Housing shows signs of rebound
Increase in March in applications for building permits encouraging
WASHINGTON – There were more signs of a moderate housing recovery Friday as the government reported an increase in construction and building permits.
The Commerce Department said the pace of new construction rose roughly 2 percent from February to March. That increase, however, was thanks to a 19 percent increase in apartments, which offset a 1 percent decline in home building.
But more encouraging, applications for building permits – a good gauge of future activity – rose 7.5 percent to the highest level since October 2008, when the financial crisis hit with full force.
The housing market is recovering from the worst downturn since the Great Depression. Construction is down by more than two-thirds from the unsustainable boom in late 2005 and early 2006, but has gradually recovered 30 percent from the bottom in April of last year.

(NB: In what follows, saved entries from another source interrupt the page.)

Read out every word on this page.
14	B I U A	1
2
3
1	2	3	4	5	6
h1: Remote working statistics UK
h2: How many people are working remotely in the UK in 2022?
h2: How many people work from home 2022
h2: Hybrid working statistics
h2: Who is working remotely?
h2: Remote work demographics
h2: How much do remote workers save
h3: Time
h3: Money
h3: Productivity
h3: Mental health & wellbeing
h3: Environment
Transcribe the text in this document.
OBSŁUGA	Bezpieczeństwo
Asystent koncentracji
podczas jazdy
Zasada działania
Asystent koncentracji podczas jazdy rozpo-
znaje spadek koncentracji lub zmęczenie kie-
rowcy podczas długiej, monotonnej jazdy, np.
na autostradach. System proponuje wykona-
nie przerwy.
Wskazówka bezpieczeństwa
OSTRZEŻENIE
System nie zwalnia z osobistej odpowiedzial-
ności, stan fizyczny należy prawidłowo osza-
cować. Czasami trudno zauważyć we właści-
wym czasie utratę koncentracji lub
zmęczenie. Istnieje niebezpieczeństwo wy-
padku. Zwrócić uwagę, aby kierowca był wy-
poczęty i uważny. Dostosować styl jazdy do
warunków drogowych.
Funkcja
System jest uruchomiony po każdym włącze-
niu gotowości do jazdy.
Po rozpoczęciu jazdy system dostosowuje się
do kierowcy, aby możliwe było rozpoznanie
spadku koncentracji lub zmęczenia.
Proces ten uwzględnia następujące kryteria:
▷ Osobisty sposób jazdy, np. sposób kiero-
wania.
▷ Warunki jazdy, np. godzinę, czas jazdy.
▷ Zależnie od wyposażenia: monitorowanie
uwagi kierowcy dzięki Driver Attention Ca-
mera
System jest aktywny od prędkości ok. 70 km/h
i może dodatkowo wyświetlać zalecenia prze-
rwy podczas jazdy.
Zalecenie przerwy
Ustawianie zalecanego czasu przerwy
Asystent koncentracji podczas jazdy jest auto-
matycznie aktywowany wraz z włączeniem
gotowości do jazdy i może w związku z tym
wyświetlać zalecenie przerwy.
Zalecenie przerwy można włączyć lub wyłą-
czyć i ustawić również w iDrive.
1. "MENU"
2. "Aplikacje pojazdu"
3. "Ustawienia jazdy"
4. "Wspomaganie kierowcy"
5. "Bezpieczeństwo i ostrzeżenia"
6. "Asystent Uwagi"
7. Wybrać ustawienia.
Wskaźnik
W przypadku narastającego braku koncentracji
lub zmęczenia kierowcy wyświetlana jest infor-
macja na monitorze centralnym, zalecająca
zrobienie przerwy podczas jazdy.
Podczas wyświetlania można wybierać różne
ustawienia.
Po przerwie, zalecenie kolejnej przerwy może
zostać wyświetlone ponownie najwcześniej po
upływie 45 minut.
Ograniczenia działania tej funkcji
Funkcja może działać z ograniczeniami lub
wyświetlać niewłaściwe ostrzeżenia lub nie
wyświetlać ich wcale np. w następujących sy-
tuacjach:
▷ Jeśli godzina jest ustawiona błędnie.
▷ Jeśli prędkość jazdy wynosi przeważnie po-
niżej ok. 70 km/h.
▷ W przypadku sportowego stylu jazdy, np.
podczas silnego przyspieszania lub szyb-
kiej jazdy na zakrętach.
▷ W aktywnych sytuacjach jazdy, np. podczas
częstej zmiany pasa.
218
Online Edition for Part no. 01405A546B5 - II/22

“While the March report was very positive news, we are still a long, long way off from a normal market,” said David Crowe, chief economist of the National Association of Home Builders.
He expects single-family home construction to rise about 25 percent this year to 550,000. But that would still be less than half the normal level, and Crowe doesn’t expect building to reach that 1.5 million range for another three years.
While the housing sector is currently a weak economic engine, each new home built creates about three jobs for a year and generates about $90,000 in taxes paid to local and federal authorities, according to the National Association of Home Builders.
“We need a decent or at least stable construction sector if job growth and the economy can get back to normal, and that process is proceeding slowly,” said Joel Naroff, chief economist at Naroff Economic Advisors.
The increase in housing construction tempered news this week that a record number of Americans lost their homes through foreclosure in the first three months of the year, according to RealtyTrac Inc.
The cheaply priced foreclosed homes have put builders at a disadvantage, held back hiring in the construction industry and helped restrain the broader economic recovery.
The glut of bank-owned properties has also hurt new home sales, which hit a record low in February. Figures for March sales will be released Friday, and analysts are expecting to see a healthy increase.
If not, “builders will scale back and single-family housing starts could remain flat for several more months,” said Patrick Newport, an economist at IHS Global Insight.
The strength in construction last month came from the South, where activity jumped 18 percent. Building activity plunged 28 percent in the Midwest, 8 percent in the Northeast and dipped 2 percent in the West.